Me relajé un poco al sentir el toque de Eli en mi cintura, su tacto era familiar y seguía a los demás bailarines con precisión, ¿cuánto tiempo habría pasado ensayando? Interiormente se lo agradecí, secretamente contaba con que se supiera los pasos, porque en lo personal no había dedicado más que los cinco minutos que mi padre estuvo dispuesto a darme para aprender la coreografía. Él no era el mejor maestro, y yo estaba lejos de ser la alumna perfecto, por lo que había decidido confiar en el sentido de la responsabilidad casi patológico de mi mejor amigo y en mi asombrosa habilidad de escapar de todos los problemas por un pelo.
—No mires ahora, pero creo que la princesa te está mirando —le dije, y era cierto, no había podido dejar de notar que los ojos ámbar de la princesa se posaban con cierta regularidad sobre Eli.
—Sí, claro —ni siquiera se molestó en verificarlo—. Quizás está mirándote a ti.
—Quizás. Probablemente le gusta mi corte.
Por milésima vez esa noche, hicimos un esfuerzo por no reírnos. Si tan sólo el peso del matrimonio no hubiese sido tan pesado sobre nuestros hombros, y si no hubiéramos sentido la constante presión de comportarnos de acuerdo a la etiqueta para no ser descubiertos, probablemente habríamos pasado un buen rato. Pero conocía muy bien a Eli como para pensar si quiera un minuto que estaba relajado, y yo por mi parte, estaba terriblemente molesta.

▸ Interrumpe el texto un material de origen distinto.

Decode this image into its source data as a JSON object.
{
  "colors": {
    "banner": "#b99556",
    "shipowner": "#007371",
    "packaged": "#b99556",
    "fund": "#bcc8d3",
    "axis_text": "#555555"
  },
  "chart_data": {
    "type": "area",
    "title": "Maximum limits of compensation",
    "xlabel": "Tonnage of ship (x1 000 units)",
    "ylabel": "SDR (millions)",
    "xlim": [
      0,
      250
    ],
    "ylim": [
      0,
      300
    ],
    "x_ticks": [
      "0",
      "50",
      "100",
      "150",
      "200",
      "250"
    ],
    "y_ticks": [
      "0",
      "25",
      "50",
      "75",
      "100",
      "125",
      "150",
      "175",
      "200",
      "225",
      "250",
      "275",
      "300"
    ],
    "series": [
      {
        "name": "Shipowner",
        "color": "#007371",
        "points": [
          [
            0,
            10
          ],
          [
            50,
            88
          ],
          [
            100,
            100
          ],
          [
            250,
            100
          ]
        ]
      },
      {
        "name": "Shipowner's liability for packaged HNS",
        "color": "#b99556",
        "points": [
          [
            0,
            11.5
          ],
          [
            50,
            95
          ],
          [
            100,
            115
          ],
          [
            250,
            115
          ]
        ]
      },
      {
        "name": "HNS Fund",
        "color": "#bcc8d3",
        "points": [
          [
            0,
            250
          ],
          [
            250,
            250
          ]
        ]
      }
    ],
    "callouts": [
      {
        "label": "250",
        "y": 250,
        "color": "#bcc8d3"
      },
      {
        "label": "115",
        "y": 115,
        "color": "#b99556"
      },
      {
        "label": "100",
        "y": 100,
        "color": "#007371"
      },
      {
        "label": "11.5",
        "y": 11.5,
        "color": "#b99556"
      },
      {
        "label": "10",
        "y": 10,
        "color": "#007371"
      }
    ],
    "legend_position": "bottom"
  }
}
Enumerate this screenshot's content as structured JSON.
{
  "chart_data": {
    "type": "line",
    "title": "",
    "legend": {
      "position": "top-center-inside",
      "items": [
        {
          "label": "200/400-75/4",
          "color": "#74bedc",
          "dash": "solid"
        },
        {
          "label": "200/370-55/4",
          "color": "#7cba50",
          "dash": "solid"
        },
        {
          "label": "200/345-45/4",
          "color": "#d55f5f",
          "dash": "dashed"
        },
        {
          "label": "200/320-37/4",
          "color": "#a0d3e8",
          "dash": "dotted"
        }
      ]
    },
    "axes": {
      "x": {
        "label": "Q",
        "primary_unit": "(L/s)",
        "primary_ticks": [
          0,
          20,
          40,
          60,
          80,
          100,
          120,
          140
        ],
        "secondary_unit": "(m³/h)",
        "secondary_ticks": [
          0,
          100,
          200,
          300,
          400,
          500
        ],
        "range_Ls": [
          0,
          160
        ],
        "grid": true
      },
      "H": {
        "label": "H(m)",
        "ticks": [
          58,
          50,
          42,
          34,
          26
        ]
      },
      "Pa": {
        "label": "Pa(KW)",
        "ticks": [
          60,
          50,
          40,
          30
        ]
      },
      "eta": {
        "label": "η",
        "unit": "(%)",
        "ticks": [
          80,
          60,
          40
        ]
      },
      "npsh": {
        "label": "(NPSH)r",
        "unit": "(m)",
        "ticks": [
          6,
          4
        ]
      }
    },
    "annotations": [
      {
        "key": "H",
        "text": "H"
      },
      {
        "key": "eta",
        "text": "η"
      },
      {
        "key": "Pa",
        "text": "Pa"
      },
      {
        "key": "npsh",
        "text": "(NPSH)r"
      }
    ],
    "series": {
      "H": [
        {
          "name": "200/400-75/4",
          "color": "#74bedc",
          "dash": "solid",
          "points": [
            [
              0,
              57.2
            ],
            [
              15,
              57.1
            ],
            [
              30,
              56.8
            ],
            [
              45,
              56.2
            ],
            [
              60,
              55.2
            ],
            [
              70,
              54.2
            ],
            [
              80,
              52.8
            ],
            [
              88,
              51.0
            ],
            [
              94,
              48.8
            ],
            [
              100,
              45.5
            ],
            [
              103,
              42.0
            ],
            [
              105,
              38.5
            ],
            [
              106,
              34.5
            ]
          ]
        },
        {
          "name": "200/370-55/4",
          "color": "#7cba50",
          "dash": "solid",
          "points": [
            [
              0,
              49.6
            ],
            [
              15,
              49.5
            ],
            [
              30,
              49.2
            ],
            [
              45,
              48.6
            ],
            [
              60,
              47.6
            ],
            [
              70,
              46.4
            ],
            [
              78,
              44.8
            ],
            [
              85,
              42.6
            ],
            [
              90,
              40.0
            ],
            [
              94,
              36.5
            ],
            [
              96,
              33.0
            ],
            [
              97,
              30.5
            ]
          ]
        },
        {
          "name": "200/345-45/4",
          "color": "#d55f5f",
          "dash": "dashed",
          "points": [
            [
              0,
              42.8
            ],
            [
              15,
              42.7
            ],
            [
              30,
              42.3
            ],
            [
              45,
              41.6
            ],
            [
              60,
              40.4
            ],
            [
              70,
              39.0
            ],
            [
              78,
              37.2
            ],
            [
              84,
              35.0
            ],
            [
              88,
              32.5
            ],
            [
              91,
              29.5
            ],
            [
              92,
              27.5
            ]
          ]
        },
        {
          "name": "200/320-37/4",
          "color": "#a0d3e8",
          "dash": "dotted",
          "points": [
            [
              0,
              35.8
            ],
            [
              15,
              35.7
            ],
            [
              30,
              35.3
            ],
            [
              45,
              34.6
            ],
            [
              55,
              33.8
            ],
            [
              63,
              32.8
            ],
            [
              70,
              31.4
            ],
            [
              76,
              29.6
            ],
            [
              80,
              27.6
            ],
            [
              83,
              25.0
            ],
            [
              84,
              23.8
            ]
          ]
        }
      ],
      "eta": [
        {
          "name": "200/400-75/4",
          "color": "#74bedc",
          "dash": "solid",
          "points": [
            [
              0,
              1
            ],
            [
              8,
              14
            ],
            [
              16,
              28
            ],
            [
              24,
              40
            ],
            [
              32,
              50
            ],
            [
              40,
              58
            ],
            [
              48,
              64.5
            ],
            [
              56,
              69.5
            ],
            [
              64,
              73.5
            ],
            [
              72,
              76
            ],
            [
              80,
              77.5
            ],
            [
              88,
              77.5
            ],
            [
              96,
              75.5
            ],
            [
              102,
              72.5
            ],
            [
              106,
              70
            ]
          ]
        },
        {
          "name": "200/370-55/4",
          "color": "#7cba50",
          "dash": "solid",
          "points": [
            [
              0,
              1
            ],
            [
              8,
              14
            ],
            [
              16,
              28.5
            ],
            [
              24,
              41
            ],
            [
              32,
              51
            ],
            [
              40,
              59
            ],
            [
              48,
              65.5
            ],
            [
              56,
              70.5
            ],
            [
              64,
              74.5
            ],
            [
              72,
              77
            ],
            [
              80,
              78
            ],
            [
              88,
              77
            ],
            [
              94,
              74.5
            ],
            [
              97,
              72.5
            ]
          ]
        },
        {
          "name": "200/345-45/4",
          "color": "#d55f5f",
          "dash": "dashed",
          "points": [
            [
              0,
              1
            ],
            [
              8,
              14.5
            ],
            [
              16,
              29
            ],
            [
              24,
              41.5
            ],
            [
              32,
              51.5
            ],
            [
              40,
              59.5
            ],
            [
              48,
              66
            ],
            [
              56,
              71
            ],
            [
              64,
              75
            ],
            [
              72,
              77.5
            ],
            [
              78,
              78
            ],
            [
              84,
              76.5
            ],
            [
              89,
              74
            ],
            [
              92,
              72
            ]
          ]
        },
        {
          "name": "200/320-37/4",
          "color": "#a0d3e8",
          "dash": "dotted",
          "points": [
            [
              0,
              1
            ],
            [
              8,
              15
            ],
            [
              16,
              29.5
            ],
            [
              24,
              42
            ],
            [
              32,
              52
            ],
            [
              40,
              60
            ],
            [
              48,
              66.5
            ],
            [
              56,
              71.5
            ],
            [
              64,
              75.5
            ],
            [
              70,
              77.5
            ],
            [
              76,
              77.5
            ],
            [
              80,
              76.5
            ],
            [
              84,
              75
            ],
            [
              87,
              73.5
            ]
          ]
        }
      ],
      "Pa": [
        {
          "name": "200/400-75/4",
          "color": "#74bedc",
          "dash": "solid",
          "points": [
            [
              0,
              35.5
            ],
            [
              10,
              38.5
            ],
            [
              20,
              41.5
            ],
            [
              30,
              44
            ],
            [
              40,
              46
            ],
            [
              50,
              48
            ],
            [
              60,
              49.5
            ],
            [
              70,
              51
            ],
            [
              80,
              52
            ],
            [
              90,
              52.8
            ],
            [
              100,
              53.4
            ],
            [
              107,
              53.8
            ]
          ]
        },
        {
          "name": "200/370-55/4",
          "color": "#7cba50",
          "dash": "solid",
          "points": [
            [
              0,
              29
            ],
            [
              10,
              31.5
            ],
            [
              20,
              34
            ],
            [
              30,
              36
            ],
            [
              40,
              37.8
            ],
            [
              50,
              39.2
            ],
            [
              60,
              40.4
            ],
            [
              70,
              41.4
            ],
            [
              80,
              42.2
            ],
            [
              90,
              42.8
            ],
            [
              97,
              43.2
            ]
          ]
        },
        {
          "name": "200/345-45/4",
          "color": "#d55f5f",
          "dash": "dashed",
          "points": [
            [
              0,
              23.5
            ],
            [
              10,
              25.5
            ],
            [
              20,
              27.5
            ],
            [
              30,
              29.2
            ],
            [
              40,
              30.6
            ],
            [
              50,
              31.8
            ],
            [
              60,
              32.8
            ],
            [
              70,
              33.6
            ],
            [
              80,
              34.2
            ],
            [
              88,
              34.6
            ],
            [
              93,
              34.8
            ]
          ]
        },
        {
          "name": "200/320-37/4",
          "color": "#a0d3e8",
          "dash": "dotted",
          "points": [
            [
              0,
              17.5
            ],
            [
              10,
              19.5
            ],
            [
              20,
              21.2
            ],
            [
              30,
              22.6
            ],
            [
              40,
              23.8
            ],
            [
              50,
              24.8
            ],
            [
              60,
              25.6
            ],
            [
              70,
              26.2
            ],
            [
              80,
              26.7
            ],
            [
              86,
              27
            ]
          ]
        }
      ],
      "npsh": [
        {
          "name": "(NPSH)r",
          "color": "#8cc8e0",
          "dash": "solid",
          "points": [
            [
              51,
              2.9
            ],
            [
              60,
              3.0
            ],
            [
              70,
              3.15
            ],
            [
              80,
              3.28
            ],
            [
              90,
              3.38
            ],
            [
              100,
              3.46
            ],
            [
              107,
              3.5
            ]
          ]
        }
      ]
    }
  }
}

Pero pretender era algo que venía de forma natural.
***
Por segunda vez en menos de veinticuatro horas, me hallaba sentada sobre el techo de mi casa. Eli, como nunca, había accedido a venir conmigo, y ambos estábamos en silencio mirando hacia la ciudad, observando las luces lejanas que delataban que la celebración aún estaba lejos de terminar.
Esta sería mi última noche en el tejado. Mañana al atardecer vendrían por nosotros, y, si teníamos éxito, jamás tendría que volver a sentarme en este lugar a mirar la miseria del Borde. Si teníamos éxito, no habría Borde al que mirar. Y con suerte, tendría otro tejado, uno más alto, en el cuál sentarme.